Ramson mengungkapkan hal tersebut saat memimpin Tim Kunjungan Kerja Reses Komisi VII DPR RI ke PLTU Suralaya di Cilegon, Banten, Kamis (11/2/2021). Kunjungan ini untuk memastikan terjaminnya penyediaan dan pasokan energi listrik bagi masyarakat, khususnya untuk pasokan listrik ke sistem transmisi Jawa, Madura dan Bali. Ramson menambahkan, ancaman keterlambatan ketersediaan energi primer batu bara ini sebenarnya bukan permasalahan PT PLN Persero atau PT Indonesia Power, tetapi sudah masuk tingkatan kebijakan pemerintah, dalam hal ini Kementerian Energi dan Sumber Daya Mineral ( ESDM).
“Keterjaminan dan keamanan energi primer batu bara yang 56 persen sebagai energi primer untuk seluruh pembangkit listrik di Indonesia harus aman. Karena kalau suplai energi primer batu bara itu macet ini, menjadi ancaman untuk terjadi pemadaman atau macetnya aliran energi listrik ke masyarakat umum. PLN diamanatkan untuk menyediakan energi listrik bagi masyarakat umum, jadi ini harus di-back up oleh DPR RI dan Kementerian ESDM yang di sektor kebijakannya. Kita akan mengundang Menteri ESDM dan jajarannya membahas masalah keamanan energi primer batu bara untuk PLTU-PLTU yang dikelola PLN. Ini harus aman. Harus ada kebijakan pemerintah untuk permasalahan ini,” tegas politisi Partai Gerindra itu.
Ramson menambahkan, pihaknya juga meminta komitmen vendor-vendor batu bara untuk menjaga ketersediaan energi primer batu bara yang digunakan PLN untuk penggerak pembangkit listrik.

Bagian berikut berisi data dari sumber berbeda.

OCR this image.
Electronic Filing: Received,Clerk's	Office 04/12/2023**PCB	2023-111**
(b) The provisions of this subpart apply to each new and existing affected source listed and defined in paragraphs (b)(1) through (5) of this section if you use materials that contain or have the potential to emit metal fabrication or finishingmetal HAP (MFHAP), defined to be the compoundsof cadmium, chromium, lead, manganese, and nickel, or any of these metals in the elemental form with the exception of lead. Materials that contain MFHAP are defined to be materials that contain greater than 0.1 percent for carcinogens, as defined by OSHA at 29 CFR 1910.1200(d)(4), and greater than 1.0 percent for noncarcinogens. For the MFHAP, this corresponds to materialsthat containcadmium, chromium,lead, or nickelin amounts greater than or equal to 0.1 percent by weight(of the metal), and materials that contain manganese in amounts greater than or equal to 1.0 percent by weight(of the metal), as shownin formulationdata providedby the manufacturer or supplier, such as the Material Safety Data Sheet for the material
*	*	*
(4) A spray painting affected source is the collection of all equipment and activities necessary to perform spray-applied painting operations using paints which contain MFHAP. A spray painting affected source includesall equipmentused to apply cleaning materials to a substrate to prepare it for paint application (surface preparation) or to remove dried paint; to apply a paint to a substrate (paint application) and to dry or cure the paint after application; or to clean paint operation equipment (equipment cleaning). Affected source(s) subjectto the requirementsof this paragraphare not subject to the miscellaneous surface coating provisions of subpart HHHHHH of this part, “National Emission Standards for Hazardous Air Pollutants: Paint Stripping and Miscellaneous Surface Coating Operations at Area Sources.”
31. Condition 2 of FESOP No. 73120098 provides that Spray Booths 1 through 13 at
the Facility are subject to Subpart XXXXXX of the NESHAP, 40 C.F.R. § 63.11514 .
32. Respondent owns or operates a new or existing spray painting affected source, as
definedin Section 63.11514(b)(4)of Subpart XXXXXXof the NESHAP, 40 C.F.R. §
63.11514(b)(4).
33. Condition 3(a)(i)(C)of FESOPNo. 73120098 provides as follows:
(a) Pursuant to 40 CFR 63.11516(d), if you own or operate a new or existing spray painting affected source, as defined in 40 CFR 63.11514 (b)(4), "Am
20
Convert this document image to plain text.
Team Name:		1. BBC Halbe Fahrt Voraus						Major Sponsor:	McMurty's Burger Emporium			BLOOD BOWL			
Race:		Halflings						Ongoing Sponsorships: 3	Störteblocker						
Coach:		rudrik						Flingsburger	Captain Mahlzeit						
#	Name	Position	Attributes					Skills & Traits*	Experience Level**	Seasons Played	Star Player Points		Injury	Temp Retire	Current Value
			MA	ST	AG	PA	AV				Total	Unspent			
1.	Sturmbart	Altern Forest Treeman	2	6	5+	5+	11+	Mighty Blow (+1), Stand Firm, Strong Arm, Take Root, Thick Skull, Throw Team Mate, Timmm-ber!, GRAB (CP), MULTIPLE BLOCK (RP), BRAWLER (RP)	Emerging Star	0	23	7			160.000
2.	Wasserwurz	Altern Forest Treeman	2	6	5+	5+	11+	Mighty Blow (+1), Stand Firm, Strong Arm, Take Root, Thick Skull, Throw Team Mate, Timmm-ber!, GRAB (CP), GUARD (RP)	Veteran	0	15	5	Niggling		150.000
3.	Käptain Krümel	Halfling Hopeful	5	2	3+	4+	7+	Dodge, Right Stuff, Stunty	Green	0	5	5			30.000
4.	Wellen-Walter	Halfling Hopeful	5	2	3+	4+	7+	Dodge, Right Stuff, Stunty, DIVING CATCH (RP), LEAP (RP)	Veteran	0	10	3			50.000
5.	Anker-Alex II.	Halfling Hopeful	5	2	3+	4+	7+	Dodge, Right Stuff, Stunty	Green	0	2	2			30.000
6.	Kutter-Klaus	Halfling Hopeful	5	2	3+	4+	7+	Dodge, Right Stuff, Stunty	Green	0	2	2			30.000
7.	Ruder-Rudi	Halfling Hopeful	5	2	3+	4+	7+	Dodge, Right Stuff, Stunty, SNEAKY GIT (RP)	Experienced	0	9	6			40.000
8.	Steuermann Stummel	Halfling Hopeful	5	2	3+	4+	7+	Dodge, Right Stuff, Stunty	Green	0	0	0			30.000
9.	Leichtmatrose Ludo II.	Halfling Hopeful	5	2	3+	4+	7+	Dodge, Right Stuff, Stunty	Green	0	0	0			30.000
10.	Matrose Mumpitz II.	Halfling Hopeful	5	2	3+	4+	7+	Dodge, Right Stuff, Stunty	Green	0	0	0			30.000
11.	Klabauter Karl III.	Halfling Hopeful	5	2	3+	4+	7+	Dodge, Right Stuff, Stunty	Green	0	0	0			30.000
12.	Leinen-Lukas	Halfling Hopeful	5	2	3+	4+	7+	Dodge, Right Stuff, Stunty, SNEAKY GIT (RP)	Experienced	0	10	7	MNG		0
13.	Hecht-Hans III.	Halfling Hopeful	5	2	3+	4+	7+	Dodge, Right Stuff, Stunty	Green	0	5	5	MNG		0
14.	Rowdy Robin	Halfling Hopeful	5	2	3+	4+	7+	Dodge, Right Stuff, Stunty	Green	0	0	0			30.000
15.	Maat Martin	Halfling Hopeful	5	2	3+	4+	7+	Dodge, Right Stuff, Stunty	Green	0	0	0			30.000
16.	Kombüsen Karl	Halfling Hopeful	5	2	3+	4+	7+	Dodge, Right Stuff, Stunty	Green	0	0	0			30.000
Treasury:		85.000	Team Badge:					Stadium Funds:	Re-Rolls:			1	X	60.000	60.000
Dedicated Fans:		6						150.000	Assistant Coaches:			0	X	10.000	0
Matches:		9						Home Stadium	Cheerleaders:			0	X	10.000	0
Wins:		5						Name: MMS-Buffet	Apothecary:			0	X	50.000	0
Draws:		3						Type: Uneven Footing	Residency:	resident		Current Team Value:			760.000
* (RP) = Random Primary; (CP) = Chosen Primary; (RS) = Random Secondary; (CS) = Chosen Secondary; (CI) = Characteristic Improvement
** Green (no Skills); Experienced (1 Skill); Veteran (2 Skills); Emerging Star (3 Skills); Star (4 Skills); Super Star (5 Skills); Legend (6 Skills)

Di sisi lain, Ramson menilai manajemen PLN kurang antisipatif dan proaktif dalam mengantisipasi masalah alam yang terjadi di Kalimantan Selatan. Kekurangan stok batu bara yang dialami PLN dinilai lebih kepada permasalahan teknis. “Strateginya mempersiapkan stok yang lebih besar daripada average stock memang dampaknya cost sedikit lebih besar, tetapi terjadi ketersediaan batu baranya ini yang kurang (diantisipasi) dari direksi PLN,” ungkapnya.

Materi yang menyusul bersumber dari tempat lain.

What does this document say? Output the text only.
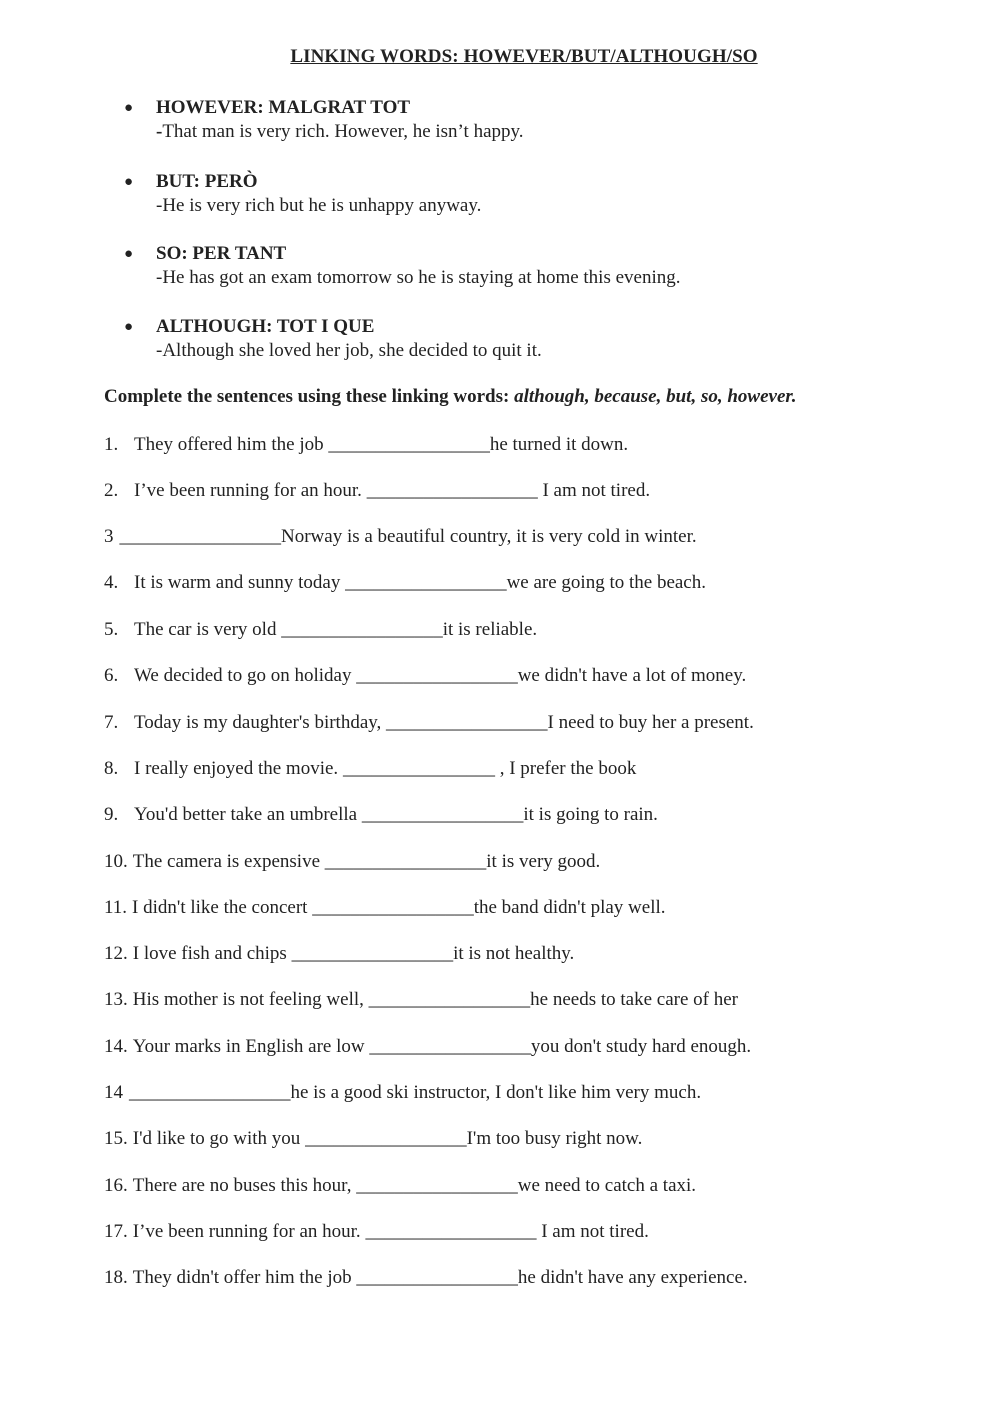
LINKING WORDS: HOWEVER/BUT/ALTHOUGH/SO
● HOWEVER: MALGRAT TOT
-That man is very rich. However, he isn’t happy.
● BUT: PERÒ
-He is very rich but he is unhappy anyway.
● SO: PER TANT
-He has got an exam tomorrow so he is staying at home this evening.
● ALTHOUGH: TOT I QUE
-Although she loved her job, she decided to quit it.
Complete the sentences using these linking words: although, because, but, so, however.
1. They offered him the job _________________he turned it down.
2. I’ve been running for an hour. __________________ I am not tired.
3 _________________Norway is a beautiful country, it is very cold in winter.
4. It is warm and sunny today _________________we are going to the beach.
5. The car is very old _________________it is reliable.
6. We decided to go on holiday _________________we didn't have a lot of money.
7. Today is my daughter's birthday, _________________I need to buy her a present.
8. I really enjoyed the movie. ________________ , I prefer the book
9. You'd better take an umbrella _________________it is going to rain.
10. The camera is expensive _________________it is very good.
11. I didn't like the concert _________________the band didn't play well.
12. I love fish and chips _________________it is not healthy.
13. His mother is not feeling well, _________________he needs to take care of her
14. Your marks in English are low _________________you don't study hard enough.
14 _________________he is a good ski instructor, I don't like him very much.
15. I'd like to go with you _________________I'm too busy right now.
16. There are no buses this hour, _________________we need to catch a taxi.
17. I’ve been running for an hour. __________________ I am not tired.
18. They didn't offer him the job _________________he didn't have any experience.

Anggota Komisi VII DPR RI Adian Napitupulu menilai kelangkaan batu bara ini terkait persoalan nasionalisme. “Mau harga batu bara di luar (negeri) setinggi apapun, dia (vendor batu bara) harus penuhi dulu kebutuhan yang ada di dalam negeri. Kalau mau ekspor memanfaatkan nilai harga batu bara tersebut, ya produksinya harus ditambah, bukan memindahkan apa yang harus dikirimkan ke Suralaya malah dikirimkan ke negara lain. Yang jelas kepentingan bangsa harus lebih dulu dari pada kepentingan perusahaan,” kritik politisi PDI-Perjuangan itu.
Dalam kesempatan itu juga Direktur Utama PT Indonesia Power Ahsin Sidqi menilai kondisi pasokan batu bara bagi PLTU ini menjadi pembelajaran. Ia mengakui pasokan batu bara sedang sulit. Menurutnya, perlu strategi konversi pembangkit batu bara dengan sumber energi lain, Kendati hal yang tidak mudah untuk mewujudkan hal tersebut, mengingat sumber energi primer yang paling murah untuk digunakan PLN saat ini adalah batu bara. “Terlepas dari apapun sumber energi primer yang digunakan PLN harus tetap mempunyai back up plan terkait dengan kondisi yang terburuk. Jangan sampai tidak ada mitigasi dan merugikan masyarakat,” katanya. (man/sf)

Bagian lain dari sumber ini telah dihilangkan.